Franck Berkules, chargé de communication et d'export pour l’Interprofession des vins de Savoie
"Ce qui plaît, c’est le côté méconnu, explique Franck Berkules. Les acheteurs de vins aiment découvrir des pépites, des vignobles qui commencent tout juste à émerger, mais avec un bon rapport qualité-prix. Avec ses 2000 hectares de vignobles, notre AOP est microscopique. Mais elle plaît à ceux qui ont fait le tour des grands domaines bordelais ou bourguignons. Il y a le côté préservé de la Savoie, cette image de territoire sous cloche. L’image du vin qu’on met dans la fondue nous collait à la peau. Désormais, on montre qu’on peut aller vers autre chose".
"A l’étranger, il n’y a pas ce prisme sur la qualité des vins de Savoie. Pour eux, c’est dans leur critère, à des prix abordables, avec tout l’imaginaire autour des Alpes", approuve Thomas Senger.
La cote auprès des jeunes
En France aussi, cette image caricaturale du vin savoyard tend à disparaître et séduit une nouvelle génération de consommateurs. "On observe depuis quelques années une augmentation de la demande et mais aussi de la qualité, avec une approche novatrice. Il y a plus de bio, de biodynamie dans une région qui arrive avec une meilleure maturité des vignes, témoigne Bertrand Rajot, responsable spiritueux et sommelier pour une célèbre cave à vins lyonnaise. Une nouvelle génération plus curieuse que les précédentes arrive, qui souhaite trouver des vins abordables et plus frais. Et quand on a moins d’argent, on se tourne vers une région moins connue mais qualitative".
"La remontada des vins de Savoie"
Les vins savoyards profitent d’une tendance générale : la suprématie du vin rouge est terminée. Toujours apprécié des consommateurs "réguliers" et "très réguliers", le vin rouge est en revanche de plus en plus boudé par les buveurs occasionnels.
Selon l’étude de consommation de vin en France publiée par l’agence Toutlevin en 2024, le blanc est largement représenté chez les consommateurs occasionnels (qui représentent 51% des consommateurs), avec +10 points de parts de marché de plus que le rouge.
"En France comme dans le monde, l’occasion de consommation est plutôt à l’apéritif, et souvent, on part plus sur un blanc, souligne Franck Berkules. Avant, cette demande de blanc s’orientait sur les vins sucrés, qui étaient les vins de démarrage des petits consommateurs. Mais cette mode est terminée, car le sucre a mauvaise presse. Les goûts sont revenus au vin blanc sec, peu alcoolisé, plus en nuance qu’en puissance. Cette conjonction de facteurs explique la remontada des vins de Savoie".

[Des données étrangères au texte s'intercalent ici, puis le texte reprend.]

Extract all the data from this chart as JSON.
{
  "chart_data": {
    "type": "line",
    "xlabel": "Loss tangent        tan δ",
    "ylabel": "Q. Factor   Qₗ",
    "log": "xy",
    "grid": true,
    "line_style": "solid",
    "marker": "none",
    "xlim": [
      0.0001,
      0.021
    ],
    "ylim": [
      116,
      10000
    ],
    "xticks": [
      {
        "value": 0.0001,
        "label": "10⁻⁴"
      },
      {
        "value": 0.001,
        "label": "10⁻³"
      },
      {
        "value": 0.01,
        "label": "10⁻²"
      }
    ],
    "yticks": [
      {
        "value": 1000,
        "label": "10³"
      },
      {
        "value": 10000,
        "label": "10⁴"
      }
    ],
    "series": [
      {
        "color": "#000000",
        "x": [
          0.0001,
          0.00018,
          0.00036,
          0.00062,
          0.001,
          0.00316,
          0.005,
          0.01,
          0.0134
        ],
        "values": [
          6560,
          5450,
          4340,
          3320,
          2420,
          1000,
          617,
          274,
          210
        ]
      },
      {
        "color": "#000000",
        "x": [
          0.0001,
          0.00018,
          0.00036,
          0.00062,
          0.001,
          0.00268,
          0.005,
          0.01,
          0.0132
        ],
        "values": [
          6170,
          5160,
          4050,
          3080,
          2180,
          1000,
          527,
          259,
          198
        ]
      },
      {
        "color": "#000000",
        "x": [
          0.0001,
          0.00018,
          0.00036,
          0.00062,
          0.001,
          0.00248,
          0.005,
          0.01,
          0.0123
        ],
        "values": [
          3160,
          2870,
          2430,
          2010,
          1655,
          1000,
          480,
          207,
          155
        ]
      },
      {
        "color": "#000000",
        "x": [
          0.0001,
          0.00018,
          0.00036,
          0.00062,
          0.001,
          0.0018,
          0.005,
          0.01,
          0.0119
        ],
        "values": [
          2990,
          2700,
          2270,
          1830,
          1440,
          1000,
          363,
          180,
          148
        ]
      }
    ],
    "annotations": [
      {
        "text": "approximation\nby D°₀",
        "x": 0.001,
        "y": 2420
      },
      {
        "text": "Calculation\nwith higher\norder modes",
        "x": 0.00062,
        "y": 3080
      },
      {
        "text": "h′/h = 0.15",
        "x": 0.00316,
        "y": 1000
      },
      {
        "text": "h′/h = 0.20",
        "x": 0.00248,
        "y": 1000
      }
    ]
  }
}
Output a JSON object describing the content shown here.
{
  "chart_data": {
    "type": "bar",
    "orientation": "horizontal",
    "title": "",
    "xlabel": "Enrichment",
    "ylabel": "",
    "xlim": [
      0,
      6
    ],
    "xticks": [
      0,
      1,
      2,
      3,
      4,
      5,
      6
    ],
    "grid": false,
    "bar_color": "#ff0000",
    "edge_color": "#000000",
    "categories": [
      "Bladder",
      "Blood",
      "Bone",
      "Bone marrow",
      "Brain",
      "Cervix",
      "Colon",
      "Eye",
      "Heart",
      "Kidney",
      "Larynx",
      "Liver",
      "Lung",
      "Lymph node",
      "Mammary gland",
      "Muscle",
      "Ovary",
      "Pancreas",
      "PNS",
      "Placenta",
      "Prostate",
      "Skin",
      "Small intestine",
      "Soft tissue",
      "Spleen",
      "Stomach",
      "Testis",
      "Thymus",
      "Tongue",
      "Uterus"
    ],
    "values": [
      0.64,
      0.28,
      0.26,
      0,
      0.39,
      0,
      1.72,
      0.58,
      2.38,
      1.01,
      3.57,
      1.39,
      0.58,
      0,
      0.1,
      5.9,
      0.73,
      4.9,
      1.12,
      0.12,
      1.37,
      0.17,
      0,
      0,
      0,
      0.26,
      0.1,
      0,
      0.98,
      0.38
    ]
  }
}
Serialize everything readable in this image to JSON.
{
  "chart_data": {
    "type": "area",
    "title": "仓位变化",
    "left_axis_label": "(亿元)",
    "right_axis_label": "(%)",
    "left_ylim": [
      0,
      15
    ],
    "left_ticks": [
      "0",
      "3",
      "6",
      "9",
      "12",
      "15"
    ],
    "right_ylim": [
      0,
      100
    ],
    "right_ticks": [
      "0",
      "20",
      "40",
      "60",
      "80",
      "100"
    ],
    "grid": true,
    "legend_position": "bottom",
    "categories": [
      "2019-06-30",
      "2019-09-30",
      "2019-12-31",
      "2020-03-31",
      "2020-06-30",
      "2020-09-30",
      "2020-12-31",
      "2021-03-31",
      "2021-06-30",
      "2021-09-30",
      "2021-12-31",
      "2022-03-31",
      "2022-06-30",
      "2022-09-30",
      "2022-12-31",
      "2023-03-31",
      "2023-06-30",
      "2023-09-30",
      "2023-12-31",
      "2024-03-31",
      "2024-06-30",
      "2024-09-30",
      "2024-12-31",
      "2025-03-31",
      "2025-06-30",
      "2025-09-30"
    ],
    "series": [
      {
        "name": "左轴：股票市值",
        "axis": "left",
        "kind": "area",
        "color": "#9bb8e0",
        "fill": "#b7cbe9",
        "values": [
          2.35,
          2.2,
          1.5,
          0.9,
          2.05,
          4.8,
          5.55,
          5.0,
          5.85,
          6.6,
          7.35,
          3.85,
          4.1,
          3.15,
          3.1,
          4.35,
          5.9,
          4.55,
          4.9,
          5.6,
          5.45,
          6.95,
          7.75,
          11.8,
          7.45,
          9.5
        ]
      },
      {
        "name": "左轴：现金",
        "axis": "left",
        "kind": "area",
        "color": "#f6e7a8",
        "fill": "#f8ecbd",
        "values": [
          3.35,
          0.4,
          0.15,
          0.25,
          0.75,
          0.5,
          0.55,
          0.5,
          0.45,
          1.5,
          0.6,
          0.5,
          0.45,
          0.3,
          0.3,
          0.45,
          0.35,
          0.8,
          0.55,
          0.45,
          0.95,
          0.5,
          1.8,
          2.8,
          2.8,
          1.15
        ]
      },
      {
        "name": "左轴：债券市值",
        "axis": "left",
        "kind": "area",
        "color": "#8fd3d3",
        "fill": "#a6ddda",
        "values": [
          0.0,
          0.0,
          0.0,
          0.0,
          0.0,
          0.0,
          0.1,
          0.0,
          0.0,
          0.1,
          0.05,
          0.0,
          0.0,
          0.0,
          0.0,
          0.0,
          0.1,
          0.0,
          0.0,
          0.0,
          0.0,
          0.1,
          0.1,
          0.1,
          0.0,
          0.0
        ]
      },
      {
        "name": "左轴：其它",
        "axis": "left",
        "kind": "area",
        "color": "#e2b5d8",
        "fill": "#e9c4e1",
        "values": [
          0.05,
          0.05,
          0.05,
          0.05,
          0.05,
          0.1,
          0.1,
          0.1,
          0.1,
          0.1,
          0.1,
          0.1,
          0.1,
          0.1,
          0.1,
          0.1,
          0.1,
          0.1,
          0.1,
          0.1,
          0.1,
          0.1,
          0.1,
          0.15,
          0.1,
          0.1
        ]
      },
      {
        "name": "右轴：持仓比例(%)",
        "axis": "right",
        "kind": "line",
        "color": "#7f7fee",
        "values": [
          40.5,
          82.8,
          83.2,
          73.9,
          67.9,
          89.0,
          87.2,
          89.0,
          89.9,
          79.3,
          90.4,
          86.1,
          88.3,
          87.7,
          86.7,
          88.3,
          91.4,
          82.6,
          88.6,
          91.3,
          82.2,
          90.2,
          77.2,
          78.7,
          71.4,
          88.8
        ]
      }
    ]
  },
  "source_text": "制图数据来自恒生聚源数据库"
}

Un succès porté également par les grandes maisons étoilées de la gastronomie française, installées dans les stations savoyardes, qui font découvrir leurs "petits vignerons locaux" aux riches touristes étrangers. "Nos vins sont aussi très appréciés avec des mets étrangers. Les Américains et les Japonais les boivent avec de la viande grillée, les pays nordiques les consomment avec du poisson cru ou du homard", ajoute Thomas Senger, du domaine Carrel & Senger.
"C’est excitant cet effet de mode, mais il faut être prudent, car on doit maintenant réussir à faire durer cette désirabilité dans le temps, conclut-il. Et nos concurrents, les grands domaines traditionnels français, sont déjà en train de réagir pour recréer la surprise autour de leurs vins. Dans le Bordelais par exemple, les vignerons commencent déjà à faire du crémant et du blanc".